3. For each `WGSL` asset, call `TryAnsCompress()`:
   `ans::Encode(...)` → reject if it's not smaller than the raw input →
   round-trip verify with `ans::Decode(...)` → only then mark the asset
   `ANS_ASCII`.
4. Other asset types (SPEC, TEXTURE, MESH, BINARY, MP3, PROC*) pass
   through uncompressed.

Disk-load (dev) builds skip the encoder entirely: WGSL data is the file
path, never the file contents.

### Runtime (`src/util/asset_manager.cc`)

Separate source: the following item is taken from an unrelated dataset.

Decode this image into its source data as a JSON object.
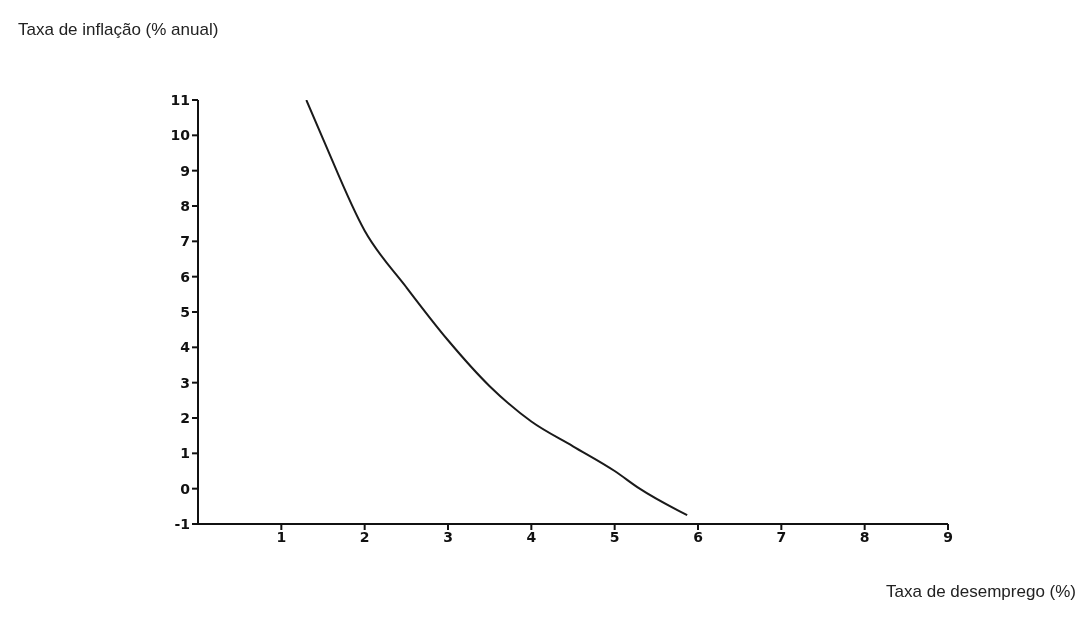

`GetAsset()` checks `compression` on a cache miss:

- `NONE` → return the static pointer (or hit the existing PROC / disk-load
  branch).
- `ANS_ASCII` → allocate `uncompressed_size + 1` bytes,
  `ans::Decode(..., GetAnsAsciiHistogram())`, NUL-terminate, cache.

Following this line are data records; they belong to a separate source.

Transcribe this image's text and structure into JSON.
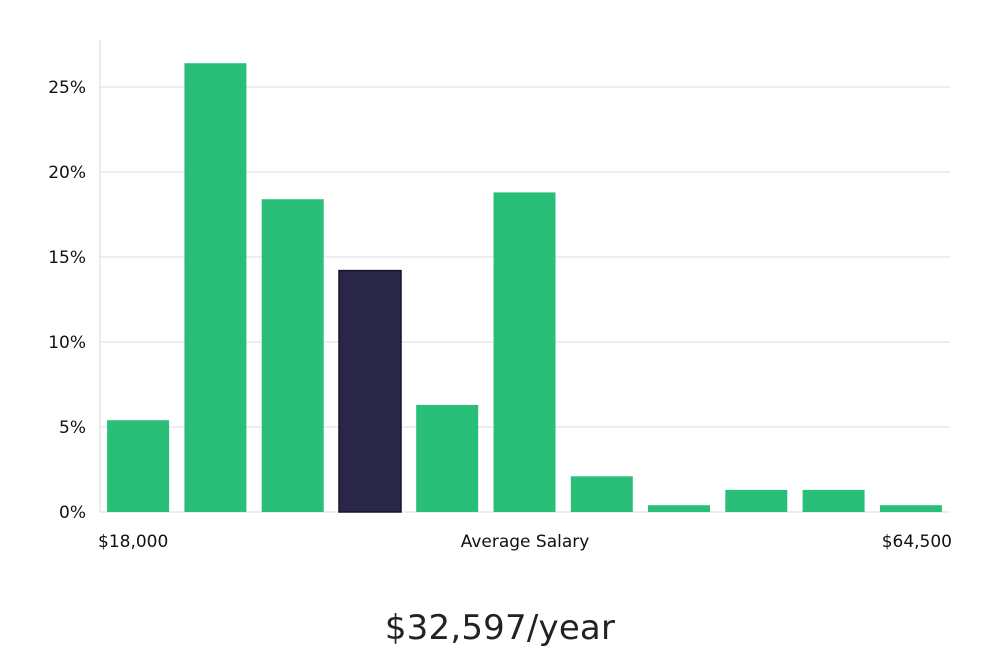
{
  "chart_data": {
    "type": "bar",
    "xlabel": "Average Salary",
    "x_range_labels": [
      "$18,000",
      "$64,500"
    ],
    "y_ticks": [
      "0%",
      "5%",
      "10%",
      "15%",
      "20%",
      "25%"
    ],
    "ylim": [
      0,
      28
    ],
    "grid": true,
    "values": [
      5.4,
      26.4,
      18.4,
      14.2,
      6.3,
      18.8,
      2.1,
      0.4,
      1.3,
      1.3,
      0.4
    ],
    "highlight_index": 3,
    "colors": {
      "default": "#2abf78",
      "highlight": "#2a2647",
      "highlight_border": "#15132e"
    }
  },
  "headline": "$32,597/year"
}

`DropAsset()` and `ReloadAssetsFromFile()` free the heap-allocated buffer
when `compression != NONE`, alongside the existing procedural cleanup.

---

## Observed Compression

`workspaces/main`, STRIP_ALL build: WGSL shaders compress to **0.62×–0.71×**
their raw size (81 of 105 assets qualify). Round-trip verification runs
at pack time for every compressed asset; failures abort the build.

---

## Limitations

The encoder returns `false` if it cannot produce a final state above
`kMask` for some chunk. With the corpus-derived ASCII histogram this never
trips on the demo's WGSL corpus, but inputs with a near-monolithic byte
distribution can fail. Such assets fall back to uncompressed storage.

---

## Tests

`src/tests/util/test_ans.cc` (run via `make run_util_tests` or
`./build/test_ans`):

- Roundtrip variants: empty, single byte, single-symbol run, all-zeros,
  random uniform, random skewed, repeated ASCII.
- Seeded-vs-uniform: a corpus-matched histogram compresses at least as
  well as a uniform seed.
- Rejection: mismatched seed model, payload bit-flip, truncated stream.
- `PeekUncompressedSize` returns the header value.

---

## See Also

- `doc/ASSET_SYSTEM.md` — overall asset pipeline.
- `src/util/ans.h` — public API.
- `tools/asset_packer.cc` — corpus scan and per-asset compression.
- `src/util/asset_manager.cc` — runtime decompression.